The letter was jointly written by Suzie O’Bomsawin, an Abekani activist from Odanak; Emilie Nicolas, president of Québec inclusif (a lobby group for an inclusive society); Haroun Bouazzi, president of AMAL-Québec (Arabs and Muslims for a secular society); and Will Prosper (filmmaker and spokesperson for community group Montréal-Nord Républik). It was co-signed by about 45 Quebecers, among them activists, journalists, academics and even Charles Taylor and Gérard Bouchard of Quebec’s infamous Bouchard-Taylor Commission on Reasonable Accommodation. I’m also one of those co-signatories.
As the letter clearly outlines, and should be evident to anyone with rudimentary observational skills, Quebec has a problem with systemic racism. Pervasive and long-standing discrimination, misrepresentation, and underrepresentation exist in all facets of life — from the criminal justice system, to the police force, to municipal and provincial politics, to all areas of the public sector, mainstream media and cultural outlets.
That the request for a commission should come as no surprise to anyone after recently publicized incidents of racial profiling, excessive police violence, blackface, and even the demonization of hip-hop as “violent music.”
But such a request is unfortunately still dismissed or viewed as unnecessary by many, mainly because most cases of racism today are of the aversive kind. In contrast to overt racism — blatant expressions of hatred and discrimination against racialized groups — aversive racism is much more subtle and subconscious. It takes the form of stereotyping communities (the Haitian actor who is only cast as a drug dealer) or allowing bias to affect selection decisions in employment (the man with the Arabic-sounding name who doesn’t get a call back for a job, the Asian woman who is assumed to be a math genius).

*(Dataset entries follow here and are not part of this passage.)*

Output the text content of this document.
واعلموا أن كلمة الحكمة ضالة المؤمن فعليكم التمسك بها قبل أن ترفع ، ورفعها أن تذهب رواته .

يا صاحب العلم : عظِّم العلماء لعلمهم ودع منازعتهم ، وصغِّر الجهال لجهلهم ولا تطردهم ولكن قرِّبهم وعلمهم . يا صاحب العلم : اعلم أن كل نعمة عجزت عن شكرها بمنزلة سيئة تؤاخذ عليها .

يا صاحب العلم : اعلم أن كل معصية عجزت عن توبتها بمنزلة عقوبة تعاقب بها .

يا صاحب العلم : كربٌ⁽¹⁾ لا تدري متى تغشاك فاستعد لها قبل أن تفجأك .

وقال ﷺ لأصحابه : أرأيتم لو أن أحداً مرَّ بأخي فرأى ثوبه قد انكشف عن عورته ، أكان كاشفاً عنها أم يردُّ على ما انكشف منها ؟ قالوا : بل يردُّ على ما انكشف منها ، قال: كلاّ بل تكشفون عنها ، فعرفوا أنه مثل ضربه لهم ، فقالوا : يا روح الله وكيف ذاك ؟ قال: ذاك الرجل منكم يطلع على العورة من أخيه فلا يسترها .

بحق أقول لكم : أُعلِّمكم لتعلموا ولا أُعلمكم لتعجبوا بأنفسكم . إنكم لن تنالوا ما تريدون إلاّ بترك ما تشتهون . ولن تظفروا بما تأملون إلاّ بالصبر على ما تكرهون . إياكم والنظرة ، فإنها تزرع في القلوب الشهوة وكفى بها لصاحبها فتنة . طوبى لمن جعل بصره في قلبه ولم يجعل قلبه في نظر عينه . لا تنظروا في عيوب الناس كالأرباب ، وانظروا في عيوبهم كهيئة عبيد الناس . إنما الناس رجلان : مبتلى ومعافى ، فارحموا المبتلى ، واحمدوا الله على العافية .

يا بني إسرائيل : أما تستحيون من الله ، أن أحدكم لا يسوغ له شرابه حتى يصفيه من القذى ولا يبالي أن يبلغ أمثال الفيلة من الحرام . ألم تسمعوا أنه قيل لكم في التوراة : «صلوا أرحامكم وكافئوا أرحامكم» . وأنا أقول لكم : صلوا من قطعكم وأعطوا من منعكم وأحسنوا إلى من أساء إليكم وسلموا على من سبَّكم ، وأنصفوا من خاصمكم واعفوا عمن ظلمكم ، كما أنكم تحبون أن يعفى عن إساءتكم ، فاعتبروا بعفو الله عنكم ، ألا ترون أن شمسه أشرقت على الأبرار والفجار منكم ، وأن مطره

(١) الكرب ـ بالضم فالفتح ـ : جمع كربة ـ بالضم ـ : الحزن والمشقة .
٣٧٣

The statistics are pretty damning. Only five out of 125 members of the Quebec National Assembly are from racialized communities. Only four out of 103 City of Montreal councillors are racialized, even though these communities account for 30 per cent of the city’s population. It’s impossible to deny that there’s an obvious and pervasive problem with diversity and representation in Quebec — a problem that needs to be tackled honestly, earnestly, and with as little defensiveness as possible.
You can't change what you refuse to acknowledge. You can't acknowledge what you refuse to see. And whether a request for a commission is successful or not, Quebecers are right (and brave) to bring this to the forefront and attempt to tackle it. It’s no less of a problem elsewhere in the country, but that’s no excuse for inaction. Unfortunately, many will jump at the opportunity to use a conversation on racism as ammunition against Quebecers.
Self-satisfied and smug, Quebec bashers will point to such a commission as evidence of our intolerance, wrapping themselves up in a blanket of fake moral superiority and shaking their heads at how racist and backwards Quebecers are.
Canada, a country that removed Aboriginal children from their homes to “beat the Indian out of them,” implemented the Chinese Head Tax, jailed thousands of Japanese-Canadians in internment camps during World War II, and whose previous federal administration introduced the Zero Tolerance for Barbaric Cultural Practices legislation just last year, doesn’t really have any moral high ground to stand on. But it won’t stop some from trying.
An EKOS poll in 2015 found that 41 percent of Canadians felt that Canada was accepting too many visible minority immigrants, and according to national studies and cross-country polls, one in six Canadians has experienced discrimination based on race. Throw discrimination based on religion into that mix, and we have a long way to go towards Canada developing into that post-racial, post-religious country some claim we live in.
But the sometimes tenuous relationship between Quebec and the rest of Canada means that debates on racism, discrimination, and the treatment of minorities constantly run the risk of being hijacked and steamrolled by anglophones and francophones fighting to yell the loudest about who has had it toughest. Within minutes of posting the letter in support of a commission on social media, I was accosted by angry anglophones on Facebook complaining about the treatment of the English in Quebec, and by angry francophones on Twitter wrongfully assuming that my suggestion that Quebec has a racism problem means I certainly hate Quebec.
Quebec’s unique linguistic and cultural conundrum makes addressing this issue particularly complex. It’s practically impossible to tackle problems of diversity and racism in this province when the two largest minorities in the country (anglophones within Quebec and francophones within Canada) constantly attempt to monopolize the conversation and one-up each other on discrimination. It’s twice as difficult for either of these groups to see themselves as at fault, or having a role to play in perpetuating discrimination and systemic racism as dominant forces within Canadian and Quebec society, when so often neither of them is capable of seeing themselves as anything other than dominated and victimized.
But the prospect of predictable Quebec-bashing shouldn’t prevent the province from having a very necessary and overdue conversation on systemic racism. It could very well open the door to finally having one across the country that doesn’t end up being derailed.
As of now, provincial party Québec Solidaire and municipal party Projet Montréal have lent their support to the request, but this commission isn’t about scoring political or linguistic points. It’s about solving a problem that has real, measurable, and far-reaching legal, political, financial, and interpersonal consequences for people in racialized communities. The focus should be — and should remain — on that.